Tuesday, October 30, 2012

Blasphemy Week: Ebola.

So I have to step it up. Although I usually rant on and on about how beautiful the world is, this is Halloween. I did just about the only thing I could think of that this blog has not done: Have a week full of things that disprove the existence of a loving God.

The keyword there is "loving." I'm OK with God or what have you being the bang-zoom that got the universe started. Nature, however, is a bloody, mangled, violent venture. One could argue that natural selection, which is pretty darn hard to disprove, ultimately makes a species 'better,' but that's still a lot of blood lost for one 'perfect' individual that will eventually die anyways - hardly 'loving' in any sense of the word. These are the things in nature that would make Saw sleep with his lights on asking "why?"

The squiggle that kills millions.

That said, onto our first monster of the week: Ebola haemorrhagic fever, AKA the Ebola virus. There are five species, each of which named more for its regional distribution than anything else.  All of them are rather nasty, although some are slightly nicer than others. The fatality rate can be up to 90% in an outbreak, and it is not a merciful death. The most common vectors are African fruit bats, but a fair amount of mammals, including humans, can pass it to people. If one person in an African village gets Ebola, that village is usually screwed.

This virus attacks everything. It starts as a general malaise, including fever, then escalates into a flu. Things quickly get worse with headaches, muscle and joint aches, diarrhea, sore throat, and stomach pain. Strangely enough, hiccups are also a symptom. Headaches indicate an attack on the central nervous system. Yeah, no part of the body is safe from this thing.

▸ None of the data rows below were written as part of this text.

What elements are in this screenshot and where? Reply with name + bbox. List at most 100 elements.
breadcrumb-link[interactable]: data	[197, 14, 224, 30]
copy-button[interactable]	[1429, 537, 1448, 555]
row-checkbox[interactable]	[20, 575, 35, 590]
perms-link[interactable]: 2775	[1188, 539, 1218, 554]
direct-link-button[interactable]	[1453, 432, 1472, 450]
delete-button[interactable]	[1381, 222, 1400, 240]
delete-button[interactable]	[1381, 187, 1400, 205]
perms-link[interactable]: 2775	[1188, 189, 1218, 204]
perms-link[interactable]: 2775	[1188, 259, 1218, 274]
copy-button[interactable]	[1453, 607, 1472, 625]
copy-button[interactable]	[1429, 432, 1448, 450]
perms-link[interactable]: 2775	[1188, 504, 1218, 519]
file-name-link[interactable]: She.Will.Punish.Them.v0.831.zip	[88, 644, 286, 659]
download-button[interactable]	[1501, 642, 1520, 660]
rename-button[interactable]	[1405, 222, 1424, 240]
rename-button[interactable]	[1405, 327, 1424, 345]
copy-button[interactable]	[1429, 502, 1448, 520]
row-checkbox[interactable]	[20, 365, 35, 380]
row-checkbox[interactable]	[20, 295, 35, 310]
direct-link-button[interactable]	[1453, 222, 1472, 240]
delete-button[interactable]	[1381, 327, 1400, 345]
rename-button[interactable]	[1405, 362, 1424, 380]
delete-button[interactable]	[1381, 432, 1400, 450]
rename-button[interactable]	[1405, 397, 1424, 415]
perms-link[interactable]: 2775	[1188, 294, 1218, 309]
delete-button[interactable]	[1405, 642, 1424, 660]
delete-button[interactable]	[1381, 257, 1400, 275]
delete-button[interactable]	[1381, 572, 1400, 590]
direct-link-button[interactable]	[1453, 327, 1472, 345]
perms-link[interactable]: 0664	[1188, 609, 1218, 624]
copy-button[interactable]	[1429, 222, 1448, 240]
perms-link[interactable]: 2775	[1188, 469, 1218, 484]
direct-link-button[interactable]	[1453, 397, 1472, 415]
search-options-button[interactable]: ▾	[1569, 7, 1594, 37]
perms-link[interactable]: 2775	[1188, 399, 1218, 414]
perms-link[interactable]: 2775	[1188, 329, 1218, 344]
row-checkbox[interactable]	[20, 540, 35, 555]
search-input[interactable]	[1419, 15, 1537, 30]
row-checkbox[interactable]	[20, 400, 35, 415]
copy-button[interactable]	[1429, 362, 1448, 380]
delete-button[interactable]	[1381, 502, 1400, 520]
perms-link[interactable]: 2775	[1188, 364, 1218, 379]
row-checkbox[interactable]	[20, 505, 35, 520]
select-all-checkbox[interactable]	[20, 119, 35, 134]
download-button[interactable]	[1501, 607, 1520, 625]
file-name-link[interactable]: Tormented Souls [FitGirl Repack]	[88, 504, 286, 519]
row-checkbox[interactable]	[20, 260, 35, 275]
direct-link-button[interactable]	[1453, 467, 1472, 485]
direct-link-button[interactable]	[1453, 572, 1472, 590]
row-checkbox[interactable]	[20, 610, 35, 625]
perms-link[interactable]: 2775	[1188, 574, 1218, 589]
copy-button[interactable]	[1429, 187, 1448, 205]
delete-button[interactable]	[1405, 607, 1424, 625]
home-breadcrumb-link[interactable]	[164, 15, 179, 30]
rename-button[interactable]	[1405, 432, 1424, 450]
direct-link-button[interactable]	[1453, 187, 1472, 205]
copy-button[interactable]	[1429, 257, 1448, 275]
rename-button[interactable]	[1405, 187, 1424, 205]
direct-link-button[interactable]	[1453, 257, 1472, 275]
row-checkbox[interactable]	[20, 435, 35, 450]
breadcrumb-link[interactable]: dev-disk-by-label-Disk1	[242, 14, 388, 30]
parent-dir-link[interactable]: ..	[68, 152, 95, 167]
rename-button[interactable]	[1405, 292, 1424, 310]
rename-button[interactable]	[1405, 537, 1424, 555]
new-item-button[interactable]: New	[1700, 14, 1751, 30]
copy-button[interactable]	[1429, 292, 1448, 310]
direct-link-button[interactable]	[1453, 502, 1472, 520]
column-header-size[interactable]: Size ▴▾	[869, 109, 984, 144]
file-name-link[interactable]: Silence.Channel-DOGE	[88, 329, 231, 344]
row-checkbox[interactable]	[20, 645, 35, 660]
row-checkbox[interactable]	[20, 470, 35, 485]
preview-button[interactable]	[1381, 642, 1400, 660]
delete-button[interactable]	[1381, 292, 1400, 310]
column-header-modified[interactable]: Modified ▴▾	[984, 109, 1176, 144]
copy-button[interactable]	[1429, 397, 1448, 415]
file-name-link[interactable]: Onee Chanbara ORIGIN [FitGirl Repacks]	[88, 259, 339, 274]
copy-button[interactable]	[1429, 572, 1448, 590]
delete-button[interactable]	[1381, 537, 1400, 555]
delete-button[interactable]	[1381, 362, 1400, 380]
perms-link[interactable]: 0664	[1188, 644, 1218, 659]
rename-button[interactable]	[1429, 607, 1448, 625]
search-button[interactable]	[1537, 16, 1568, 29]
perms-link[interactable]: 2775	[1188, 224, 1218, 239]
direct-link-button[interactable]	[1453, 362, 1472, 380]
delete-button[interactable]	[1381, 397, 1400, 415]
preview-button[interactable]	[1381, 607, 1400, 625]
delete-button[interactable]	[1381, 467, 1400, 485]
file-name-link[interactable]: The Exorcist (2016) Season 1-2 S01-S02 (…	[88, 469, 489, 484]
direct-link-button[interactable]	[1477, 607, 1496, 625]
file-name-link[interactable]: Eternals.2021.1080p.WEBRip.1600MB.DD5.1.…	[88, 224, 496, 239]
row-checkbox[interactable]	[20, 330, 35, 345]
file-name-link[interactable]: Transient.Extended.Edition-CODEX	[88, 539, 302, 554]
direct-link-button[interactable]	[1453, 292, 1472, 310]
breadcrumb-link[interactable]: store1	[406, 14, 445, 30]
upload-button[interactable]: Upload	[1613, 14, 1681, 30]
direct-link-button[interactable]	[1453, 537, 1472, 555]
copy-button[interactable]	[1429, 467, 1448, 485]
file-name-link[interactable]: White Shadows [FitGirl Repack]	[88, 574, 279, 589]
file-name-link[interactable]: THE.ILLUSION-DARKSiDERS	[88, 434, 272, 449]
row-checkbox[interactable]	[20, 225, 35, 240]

You must be at least THAT covered to approach Ebola.

The word "haemorrhagic" should be enough to tell you that the mild flulike symptoms get even worse. Someone with Ebola bleeds from everywhere. Any place with a mucous membrane (most notably nose and nether regions) starts gushing with blood. Their body gets covered in bleeding rashes, effectively making them sweat blood. On the plus side, this allows the virus to replicate itself further; contact with bodily fluid from anybody with Ebola is enough to spread it.  Small wonder Ebola is treated as a Class A Bio-weapon- it makes people suffer.

The good news is, Ebola happens mostly in underdeveloped countries in Africa. It rarely crosses over into places with proper sanitation.  The people really have enough to deal with, including starvation, military control, malaria, and vicious animals that are commonly shown on nature programs. There is an amazing amount of trouble there already. If the meek were really blessed, why create a disease that makes one bleed from all orifices? Not the work of a loving deity, there.